Member of the Louisiana House of Representatives from the 18th district
- Incumbent
- Assumed office March 2019
- Preceded by: Major Thibaut

Personal details
- Born: Fordoche, Louisiana, U.S.
- Party: Republican (since 2023)
- Other political affiliations: Democratic (until 2023)
- Children: 2
- Education: Northwestern State University (BA) Louisiana State University (JD)

= Jeremy LaCombe =

American politician

Jeremy S. LaCombe is an American attorney and politician serving as a member of the Louisiana House of Representatives from the 18th district. He assumed office in 2019 after a special election.
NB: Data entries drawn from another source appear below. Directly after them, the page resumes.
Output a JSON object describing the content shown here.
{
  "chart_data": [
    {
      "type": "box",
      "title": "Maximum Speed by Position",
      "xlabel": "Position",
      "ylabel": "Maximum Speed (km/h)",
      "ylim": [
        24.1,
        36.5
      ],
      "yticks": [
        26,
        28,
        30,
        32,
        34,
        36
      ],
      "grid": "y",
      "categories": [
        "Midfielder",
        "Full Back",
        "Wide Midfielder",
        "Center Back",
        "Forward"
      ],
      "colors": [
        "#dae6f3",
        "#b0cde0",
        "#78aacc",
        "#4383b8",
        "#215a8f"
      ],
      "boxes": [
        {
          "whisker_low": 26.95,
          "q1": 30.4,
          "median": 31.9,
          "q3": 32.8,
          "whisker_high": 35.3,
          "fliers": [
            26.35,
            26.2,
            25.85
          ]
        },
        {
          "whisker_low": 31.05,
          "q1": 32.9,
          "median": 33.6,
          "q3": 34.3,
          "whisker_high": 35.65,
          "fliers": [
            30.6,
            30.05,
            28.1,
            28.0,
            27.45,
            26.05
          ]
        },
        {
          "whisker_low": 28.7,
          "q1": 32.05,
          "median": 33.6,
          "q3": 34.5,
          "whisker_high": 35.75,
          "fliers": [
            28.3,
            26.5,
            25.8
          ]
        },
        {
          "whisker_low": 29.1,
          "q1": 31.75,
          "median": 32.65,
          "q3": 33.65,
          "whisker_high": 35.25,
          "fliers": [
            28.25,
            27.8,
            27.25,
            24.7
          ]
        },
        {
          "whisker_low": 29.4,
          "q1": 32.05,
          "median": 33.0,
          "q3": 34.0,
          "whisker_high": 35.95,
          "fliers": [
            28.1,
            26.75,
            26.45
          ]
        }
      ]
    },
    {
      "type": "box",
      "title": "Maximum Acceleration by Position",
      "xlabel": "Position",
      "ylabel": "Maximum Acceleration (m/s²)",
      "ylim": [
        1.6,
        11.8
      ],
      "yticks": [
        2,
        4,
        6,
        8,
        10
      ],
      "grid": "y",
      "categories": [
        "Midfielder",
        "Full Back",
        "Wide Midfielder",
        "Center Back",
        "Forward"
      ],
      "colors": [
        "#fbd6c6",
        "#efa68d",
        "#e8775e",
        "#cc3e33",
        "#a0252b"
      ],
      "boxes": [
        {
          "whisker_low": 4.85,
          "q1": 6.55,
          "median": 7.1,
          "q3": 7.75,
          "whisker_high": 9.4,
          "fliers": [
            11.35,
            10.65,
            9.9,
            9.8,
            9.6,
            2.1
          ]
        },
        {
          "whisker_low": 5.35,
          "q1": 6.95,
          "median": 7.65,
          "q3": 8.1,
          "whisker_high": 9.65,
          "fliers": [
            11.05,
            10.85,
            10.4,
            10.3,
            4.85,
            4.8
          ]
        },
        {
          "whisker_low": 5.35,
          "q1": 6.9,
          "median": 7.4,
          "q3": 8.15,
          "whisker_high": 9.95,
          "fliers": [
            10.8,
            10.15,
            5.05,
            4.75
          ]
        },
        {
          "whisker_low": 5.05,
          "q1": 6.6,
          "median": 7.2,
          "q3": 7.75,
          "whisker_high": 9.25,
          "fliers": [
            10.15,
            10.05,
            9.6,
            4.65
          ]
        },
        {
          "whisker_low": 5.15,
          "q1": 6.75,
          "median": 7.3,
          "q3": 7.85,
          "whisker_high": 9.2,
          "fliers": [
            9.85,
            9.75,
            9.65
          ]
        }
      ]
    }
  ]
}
Elected as a Democrat, he switched parties and became a Republican on April 10, 2023.

== Early life and education ==
LaCombe was born in Fordoche, Louisiana. He earned a Bachelor of Arts degree in political science from Northwestern State University in 1999 and a Juris Doctor from the Paul M. Hebert Law Center at Louisiana State University in 2004.

== Career ==
In 2004 and 2005, LaCombe worked as a law clerk at Fisher, Boyd, Brown, Boudreaux & Huguenard. In 2005 and 2006, he served as assistant district attorney of Caddo Parish, Louisiana. He was also an attorney at LeBlanc & Waddell. Since 2008, he has worked as an attorney at the LaCrombe Law Firm. LaCombe was elected to the Louisiana House of Representatives in a March 2019 special election, succeeding Major Thibaut. LaCombe also serves as vice chair of the House Select Committee on Homeland Security.

On April 10, 2023, LaCombe announced he had left the Democratic Party and would be registering as a Republican.